The real-world fuel and energy consumption of new cars and vans will be collected as of 2021 under a new Implementing Regulation adopted by the Commission yesterday. This data will make it possible to monitor the gap between type approval and actual CO2 emissions, and will provide a better understanding of how vehicles perform under real-world driving conditions.
All new cars placed on the EU market in 2021 will be equipped with an on-board measurement device that records the fuel or energy consumed by a vehicle when in use.
The Implementing Regulation adopted yesterday provides for the collection of that data by manufacturers when vehicles are brought in for repairs or servicing, and by Member States when vehicles undergo periodic technical inspections. The first data will be collected from new vehicles sold in 2021 and be reported to the European Environment Agency (EEA) as of April 2022.
Vehicle owners have the option to stop the data from being collected. Manufacturers, Member States as well as the Commission and the EEA will have to ensure that the data collection and reporting is consistent with the rules of the general data protection Regulation (GDPR).

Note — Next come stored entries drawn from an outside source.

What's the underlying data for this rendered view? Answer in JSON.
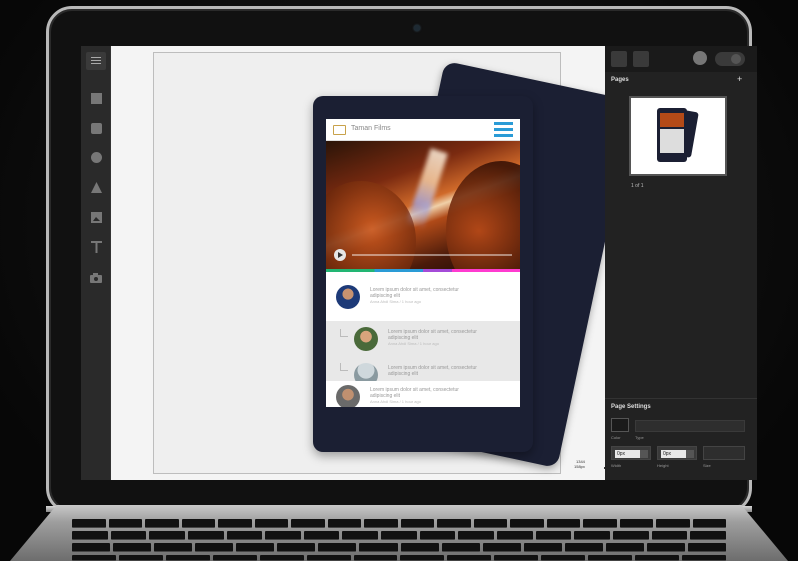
{
  "app": {
    "brand": "Taman Films",
    "posts": [
      {
        "line1": "Lorem ipsum dolor sit amet, consectetur",
        "line2": "adipiscing elit",
        "line3": "Anna Ahdi  Sima / 1 hour ago"
      },
      {
        "line1": "Lorem ipsum dolor sit amet, consectetur",
        "line2": "adipiscing elit",
        "line3": "Anna Ahdi  Sima / 1 hour ago"
      },
      {
        "line1": "Lorem ipsum dolor sit amet, consectetur",
        "line2": "adipiscing elit",
        "line3": ""
      },
      {
        "line1": "Lorem ipsum dolor sit amet, consectetur",
        "line2": "adipiscing elit",
        "line3": "Anna Ahdi  Sima / 1 hour ago"
      }
    ]
  },
  "tools": [
    "menu-icon",
    "rectangle-icon",
    "rounded-rectangle-icon",
    "circle-icon",
    "triangle-icon",
    "image-icon",
    "text-icon",
    "camera-icon"
  ],
  "right_panel": {
    "pages_label": "Pages",
    "add_label": "+",
    "page_count": "1 of 1",
    "page_settings_label": "Page Settings",
    "color_label": "Color",
    "type_label": "Type",
    "width_label": "Width",
    "height_label": "Height",
    "size_label": "Size",
    "width_value": "0px",
    "height_value": "0px"
  },
  "zoom": {
    "value": "1344",
    "unit": "158px"
  },
  "colors": {
    "accent": "#2a9bd6",
    "device": "#1b1f33",
    "panel": "#222222"
  }
}
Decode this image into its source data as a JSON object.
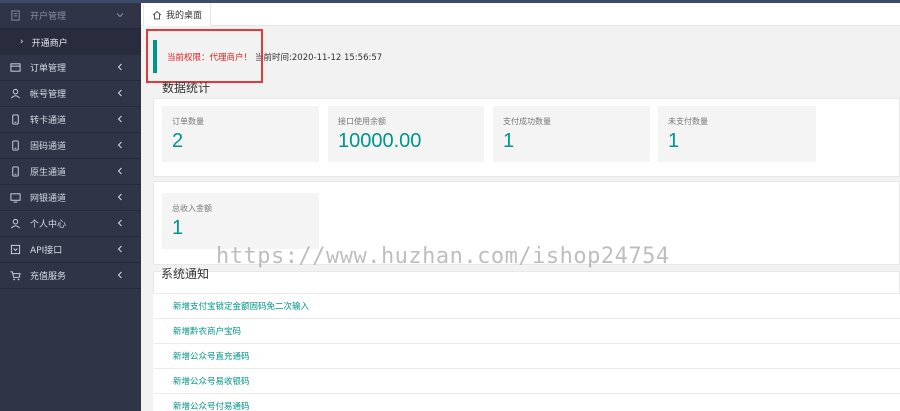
{
  "sidebar": {
    "header": {
      "label": "开户管理",
      "icon": "document-icon"
    },
    "sub_item": {
      "label": "开通商户"
    },
    "items": [
      {
        "label": "订单管理",
        "icon": "wallet-icon"
      },
      {
        "label": "帐号管理",
        "icon": "user-icon"
      },
      {
        "label": "转卡通道",
        "icon": "phone-icon"
      },
      {
        "label": "固码通道",
        "icon": "phone-icon"
      },
      {
        "label": "原生通道",
        "icon": "phone-icon"
      },
      {
        "label": "网银通道",
        "icon": "monitor-icon"
      },
      {
        "label": "个人中心",
        "icon": "user-icon"
      },
      {
        "label": "API接口",
        "icon": "api-icon"
      },
      {
        "label": "充值服务",
        "icon": "cart-icon"
      }
    ]
  },
  "tabs": [
    {
      "label": "我的桌面",
      "icon": "home-icon"
    }
  ],
  "notice": {
    "permission": "当前权限：代理商户！",
    "time": "当前时间:2020-11-12 15:56:57"
  },
  "stats_section": {
    "title": "数据统计",
    "row1": [
      {
        "label": "订单数量",
        "value": "2"
      },
      {
        "label": "接口使用余额",
        "value": "10000.00"
      },
      {
        "label": "支付成功数量",
        "value": "1"
      },
      {
        "label": "未支付数量",
        "value": "1"
      }
    ],
    "row2": [
      {
        "label": "总收入金额",
        "value": "1"
      }
    ]
  },
  "system_notice": {
    "title": "系统通知",
    "items": [
      "新增支付宝锁定金额固码免二次输入",
      "新增黔农商户宝码",
      "新增公众号直充通码",
      "新增公众号易收银码",
      "新增公众号付易通码"
    ]
  },
  "watermark": "https://www.huzhan.com/ishop24754",
  "colors": {
    "accent": "#009688",
    "sidebar_bg": "#2f3447",
    "alert_red": "#e02020"
  }
}
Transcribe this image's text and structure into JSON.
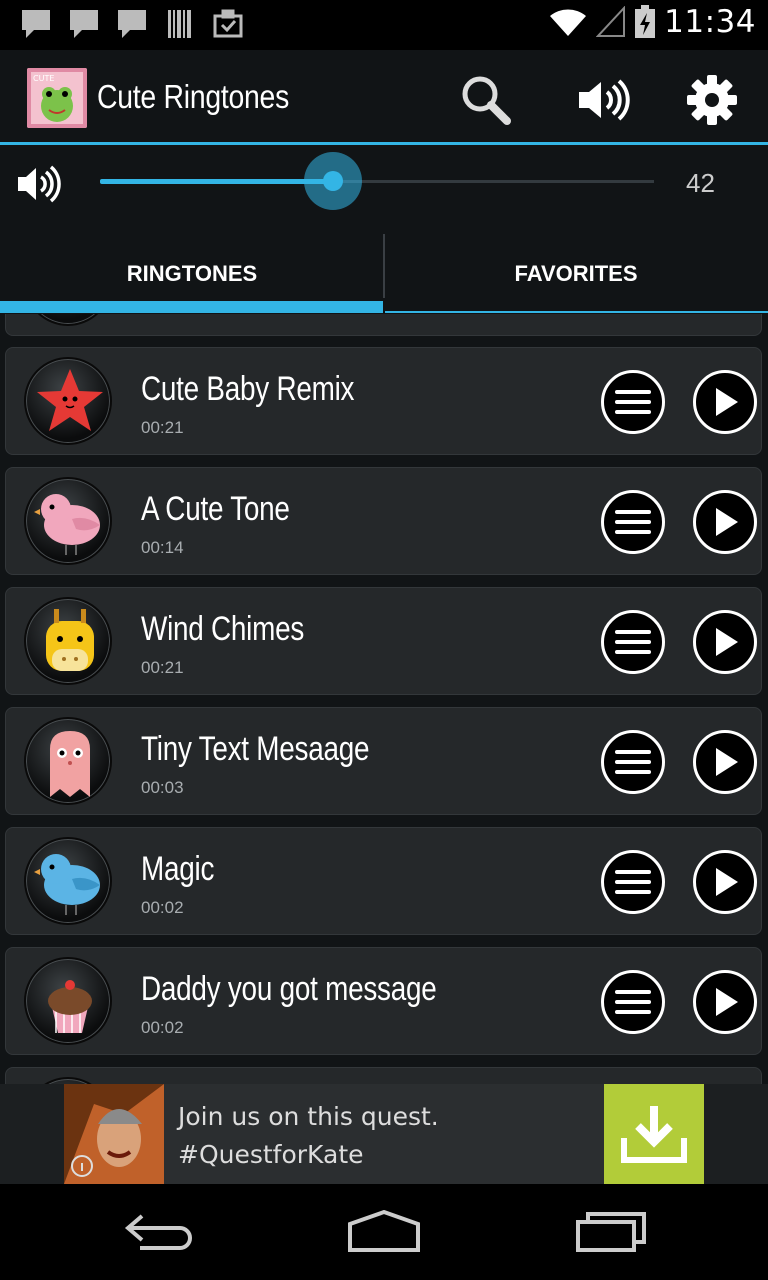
{
  "status_bar": {
    "time": "11:34",
    "notification_icons": [
      "message-icon",
      "message-icon",
      "message-icon",
      "barcode-icon",
      "clipboard-check-icon"
    ],
    "wifi_icon": "wifi-icon",
    "signal_icon": "signal-icon",
    "battery_icon": "battery-charging-icon"
  },
  "action_bar": {
    "title": "Cute Ringtones",
    "icon_label": "CUTE",
    "search_icon": "search-icon",
    "volume_icon": "volume-icon",
    "settings_icon": "gear-icon"
  },
  "volume": {
    "value": "42",
    "level_fraction": 0.42
  },
  "tabs": [
    {
      "label": "RINGTONES",
      "selected": true
    },
    {
      "label": "FAVORITES",
      "selected": false
    }
  ],
  "ringtones": [
    {
      "title": "Cute Baby Remix",
      "duration": "00:21",
      "avatar": "starfish-avatar"
    },
    {
      "title": "A Cute Tone",
      "duration": "00:14",
      "avatar": "pink-bird-avatar"
    },
    {
      "title": "Wind Chimes",
      "duration": "00:21",
      "avatar": "giraffe-avatar"
    },
    {
      "title": "Tiny Text Mesaage",
      "duration": "00:03",
      "avatar": "pink-ghost-avatar"
    },
    {
      "title": "Magic",
      "duration": "00:02",
      "avatar": "blue-bird-avatar"
    },
    {
      "title": "Daddy you got message",
      "duration": "00:02",
      "avatar": "cupcake-avatar"
    }
  ],
  "ad": {
    "line1": "Join us on this quest.",
    "line2": "#QuestforKate",
    "download_icon": "download-icon"
  },
  "nav_bar": {
    "back_icon": "back-icon",
    "home_icon": "home-icon",
    "recents_icon": "recents-icon"
  },
  "colors": {
    "accent": "#33b5e5",
    "row_bg": "#25282a",
    "ad_green": "#b2cc39"
  }
}
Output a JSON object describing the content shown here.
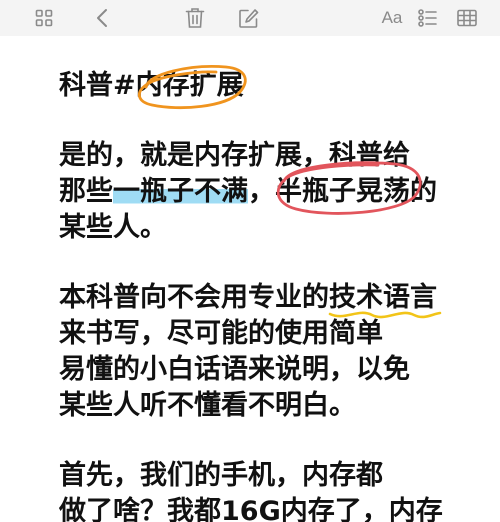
{
  "toolbar": {
    "left_icons": [
      "grid-icon",
      "back-arrow-icon"
    ],
    "center_icons": [
      "trash-icon",
      "edit-icon"
    ],
    "font_label": "Aa",
    "right_icons": [
      "checklist-icon",
      "table-icon"
    ],
    "icon_color": "#8a8a8a"
  },
  "note": {
    "title": {
      "pre": "科普#",
      "circled": "内存扩展"
    },
    "p1": {
      "line1": "是的，就是内存扩展，科普给",
      "line2": {
        "pre": "那些",
        "highlighted": "一瓶子不满",
        "mid": "，",
        "circled": "半瓶子晃荡",
        "post": "的"
      },
      "line3": "某些人。"
    },
    "p2": {
      "line1": {
        "pre": "本科普向不会用专业的",
        "underlined": "技术语言"
      },
      "line2": "来书写，尽可能的使用简单",
      "line3": "易懂的小白话语来说明，以免",
      "line4": "某些人听不懂看不明白。"
    },
    "p3": {
      "line1": "首先，我们的手机，内存都",
      "line2": "做了啥？我都16G内存了，内存"
    }
  },
  "colors": {
    "text": "#111111",
    "toolbar_bg": "#f4f4f4",
    "orange_circle": "#f0941e",
    "red_circle": "#e2555c",
    "blue_highlight": "#9fdcf4",
    "yellow_underline": "#f2c418"
  }
}
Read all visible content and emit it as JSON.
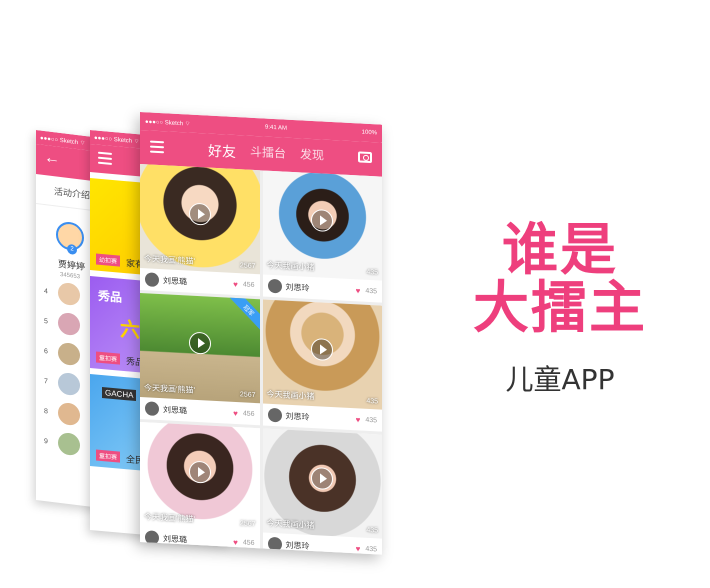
{
  "back_screen": {
    "status": "●●●○○ Sketch  ⌔",
    "back_icon": "arrow-left-icon",
    "subtitle": "活动介绍",
    "top_user": {
      "rank": "2",
      "name": "贾婷婷",
      "number": "345653"
    },
    "rows": [
      "4",
      "5",
      "6",
      "7",
      "8",
      "9"
    ]
  },
  "mid_screen": {
    "status": "●●●○○ Sketch  ⌔",
    "banners": [
      {
        "tag": "幼扣赛",
        "caption": "家有"
      },
      {
        "tag": "童扣赛",
        "caption": "秀品",
        "title_small": "秀品",
        "title_big": "六一",
        "sub": "六一儿"
      },
      {
        "tag": "童扣赛",
        "caption": "全民",
        "title_small": "GACHA"
      }
    ]
  },
  "front_screen": {
    "status_left": "●●●○○ Sketch  ⌔",
    "status_time": "9:41 AM",
    "status_right": "100%",
    "tabs": [
      {
        "label": "好友",
        "active": true
      },
      {
        "label": "斗擂台",
        "active": false
      },
      {
        "label": "发现",
        "active": false
      }
    ],
    "cards": [
      {
        "title": "今天我画'熊猫'",
        "views": "2567",
        "user": "刘思璐",
        "likes": "456"
      },
      {
        "title": "今天我画小猪",
        "views": "435",
        "user": "刘思玲",
        "likes": "435"
      },
      {
        "title": "今天我画'熊猫'",
        "views": "2567",
        "user": "刘思璐",
        "likes": "456",
        "ribbon": "冠军"
      },
      {
        "title": "今天我画小猪",
        "views": "435",
        "user": "刘思玲",
        "likes": "435"
      },
      {
        "title": "今天我画'熊猫'",
        "views": "2567",
        "user": "刘思璐",
        "likes": "456"
      },
      {
        "title": "今天我画小猪",
        "views": "435",
        "user": "刘思玲",
        "likes": "435"
      }
    ]
  },
  "hero": {
    "line1": "谁是",
    "line2": "大擂主",
    "subtitle": "儿童APP"
  },
  "colors": {
    "accent": "#ee4e82",
    "hero": "#ee3f7d"
  }
}
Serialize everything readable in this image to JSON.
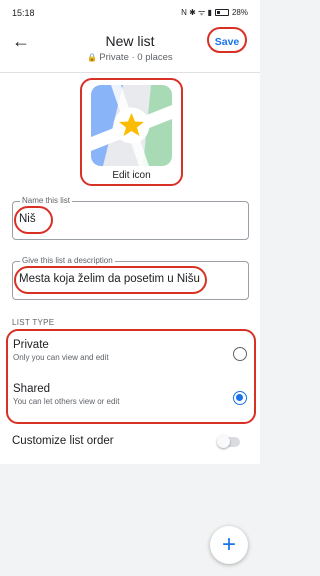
{
  "status_bar": {
    "time": "15:18",
    "icons_text": "N ✱ ᯤ ▮",
    "battery": "28%"
  },
  "header": {
    "back_icon": "arrow-back-icon",
    "title": "New list",
    "lock_icon": "🔒",
    "subtitle": "Private · 0 places",
    "save_label": "Save"
  },
  "icon_picker": {
    "label": "Edit icon",
    "icon": "star-map-icon"
  },
  "name_field": {
    "legend": "Name this list",
    "value": "Niš"
  },
  "description_field": {
    "legend": "Give this list a description",
    "value": "Mesta koja želim da posetim u Nišu"
  },
  "list_type": {
    "label": "LIST TYPE",
    "options": [
      {
        "title": "Private",
        "desc": "Only you can view and edit",
        "selected": false
      },
      {
        "title": "Shared",
        "desc": "You can let others view or edit",
        "selected": true
      }
    ]
  },
  "customize": {
    "label": "Customize list order",
    "enabled": false
  },
  "fab": {
    "label": "+"
  },
  "colors": {
    "accent": "#1a73e8",
    "highlight": "#d93025"
  }
}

The data will be used to monitor the gap between CO2 emissions determined at type approval by the relevant national authority before the vehicle is placed on the market, and a vehicle’s real world CO2 emissions to ensure that the gap does not grow over time. Measuring this gap will allow consumers to better understand how vehicles perform under real-world conditions, and will help ensure that CO2 emission reduction targets remain effective.
Under the old type approval procedure – the New European Driving Cycle (NEDC) – the gap between type approval and real world emissions grew in the end to almost 40%. This was one of the reasons for the replacement of that procedure by the Worldwide Harmonised Light Vehicle Test Procedure (WLTP) in 2017, and the introduction of on-board fuel consumption measurement devices. The collection of real-world data is the first implementing measure adopted under the CO2 emissions standards that entered into force on 1 January 2020.
As of December 2022, the Commission will publish the real world data every year in an aggregated format, with the aim of showing the difference between the average type approval and real world CO2 emissions for each manufacturer’s fleet of new vehicles.